Ms Rayner said “the gravity” of the situation was underlined by the fact that they were prepared to interrupt such a big moment in Parliament.
“I was trying to get the note to him [Sir Keir] without being too dramatic, but also not knowing exactly what was going on, but I needed to get him out of the chamber,” she added.
“I kept the note and I was trying to think, how am I going to get it to Keir without totally ruining what he’s trying to say, because if someone is trying to give you information when you’re in the middle of speaking it’s the most distracting thing, so I was waiting for the opportunity to do it.”

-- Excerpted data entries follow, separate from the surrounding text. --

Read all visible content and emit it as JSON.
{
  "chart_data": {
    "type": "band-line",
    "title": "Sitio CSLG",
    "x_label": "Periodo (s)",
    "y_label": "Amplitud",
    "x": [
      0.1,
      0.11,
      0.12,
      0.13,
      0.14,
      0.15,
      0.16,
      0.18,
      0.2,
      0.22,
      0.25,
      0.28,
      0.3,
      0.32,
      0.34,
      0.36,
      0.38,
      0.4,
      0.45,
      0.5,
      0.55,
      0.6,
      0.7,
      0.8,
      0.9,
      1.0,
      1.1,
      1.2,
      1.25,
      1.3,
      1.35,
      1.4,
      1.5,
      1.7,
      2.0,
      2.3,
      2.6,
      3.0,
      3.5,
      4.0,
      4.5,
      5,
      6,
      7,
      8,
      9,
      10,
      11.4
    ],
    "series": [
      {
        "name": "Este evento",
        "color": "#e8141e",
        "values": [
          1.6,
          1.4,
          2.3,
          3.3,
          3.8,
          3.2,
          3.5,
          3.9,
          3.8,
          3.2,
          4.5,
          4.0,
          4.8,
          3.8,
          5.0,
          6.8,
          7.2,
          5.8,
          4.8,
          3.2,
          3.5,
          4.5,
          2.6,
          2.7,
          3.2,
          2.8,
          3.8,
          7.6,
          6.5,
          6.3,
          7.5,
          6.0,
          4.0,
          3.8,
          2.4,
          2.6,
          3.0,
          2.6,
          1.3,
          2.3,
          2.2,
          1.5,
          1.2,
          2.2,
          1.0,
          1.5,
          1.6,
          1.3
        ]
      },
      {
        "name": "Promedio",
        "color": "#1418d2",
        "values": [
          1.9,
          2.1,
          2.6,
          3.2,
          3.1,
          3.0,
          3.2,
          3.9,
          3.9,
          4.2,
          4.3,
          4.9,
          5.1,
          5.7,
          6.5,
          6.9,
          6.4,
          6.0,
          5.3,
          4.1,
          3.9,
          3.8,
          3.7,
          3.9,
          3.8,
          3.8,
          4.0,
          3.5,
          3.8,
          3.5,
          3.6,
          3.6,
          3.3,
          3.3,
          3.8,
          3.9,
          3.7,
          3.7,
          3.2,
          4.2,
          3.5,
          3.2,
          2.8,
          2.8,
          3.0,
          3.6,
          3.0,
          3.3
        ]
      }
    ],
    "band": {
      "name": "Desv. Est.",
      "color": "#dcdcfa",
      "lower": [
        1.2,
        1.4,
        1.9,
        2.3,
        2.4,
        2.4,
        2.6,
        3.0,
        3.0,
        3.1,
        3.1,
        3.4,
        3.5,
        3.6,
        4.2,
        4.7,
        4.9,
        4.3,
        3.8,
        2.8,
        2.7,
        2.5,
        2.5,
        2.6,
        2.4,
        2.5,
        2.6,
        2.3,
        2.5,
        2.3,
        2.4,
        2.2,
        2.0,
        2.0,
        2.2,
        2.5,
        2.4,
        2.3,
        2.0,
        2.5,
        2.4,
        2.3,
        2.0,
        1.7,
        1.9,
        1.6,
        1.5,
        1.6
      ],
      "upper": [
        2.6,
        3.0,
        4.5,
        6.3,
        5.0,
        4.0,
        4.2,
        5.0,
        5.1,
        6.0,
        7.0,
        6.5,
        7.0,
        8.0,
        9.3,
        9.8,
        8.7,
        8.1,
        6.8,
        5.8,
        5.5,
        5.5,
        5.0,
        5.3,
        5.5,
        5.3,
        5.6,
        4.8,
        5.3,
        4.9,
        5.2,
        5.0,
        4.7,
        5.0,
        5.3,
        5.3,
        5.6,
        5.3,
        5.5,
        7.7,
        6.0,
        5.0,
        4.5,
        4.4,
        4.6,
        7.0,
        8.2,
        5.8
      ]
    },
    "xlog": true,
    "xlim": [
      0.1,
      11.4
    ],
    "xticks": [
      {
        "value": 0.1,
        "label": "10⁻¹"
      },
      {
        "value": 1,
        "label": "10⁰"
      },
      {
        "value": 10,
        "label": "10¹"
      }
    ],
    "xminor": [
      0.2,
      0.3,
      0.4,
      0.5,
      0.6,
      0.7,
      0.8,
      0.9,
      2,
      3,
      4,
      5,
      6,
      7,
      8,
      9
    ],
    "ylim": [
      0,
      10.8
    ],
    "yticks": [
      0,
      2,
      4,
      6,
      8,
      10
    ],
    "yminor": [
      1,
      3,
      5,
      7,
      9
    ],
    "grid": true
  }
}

When Ms Rayner looked over and caught the eye of Sir Lindsay Hoyle, the Commons Speaker, he indicated that she needed to get on with it. “He’s giving me the nod of ‘this is actually quite urgent’,” she said. “So I kind of knew that it was quite an important moment.”
Ms Rayner said she was also concerned about how and when the news of the Queen’s death might emerge and did not want that to happen before Sir Keir had been briefed.
“If Keir was at full throttle when the news broke, then I haven’t protected him from the circumstances,” she added. She said she recognised that events were “going to change everything”.
After leaving the chamber, Ms Rayner and Sir Keir were briefed by Simon Case, the Cabinet Secretary, and learned of the monarch’s death shortly before it was announced that evening at 6.30pm.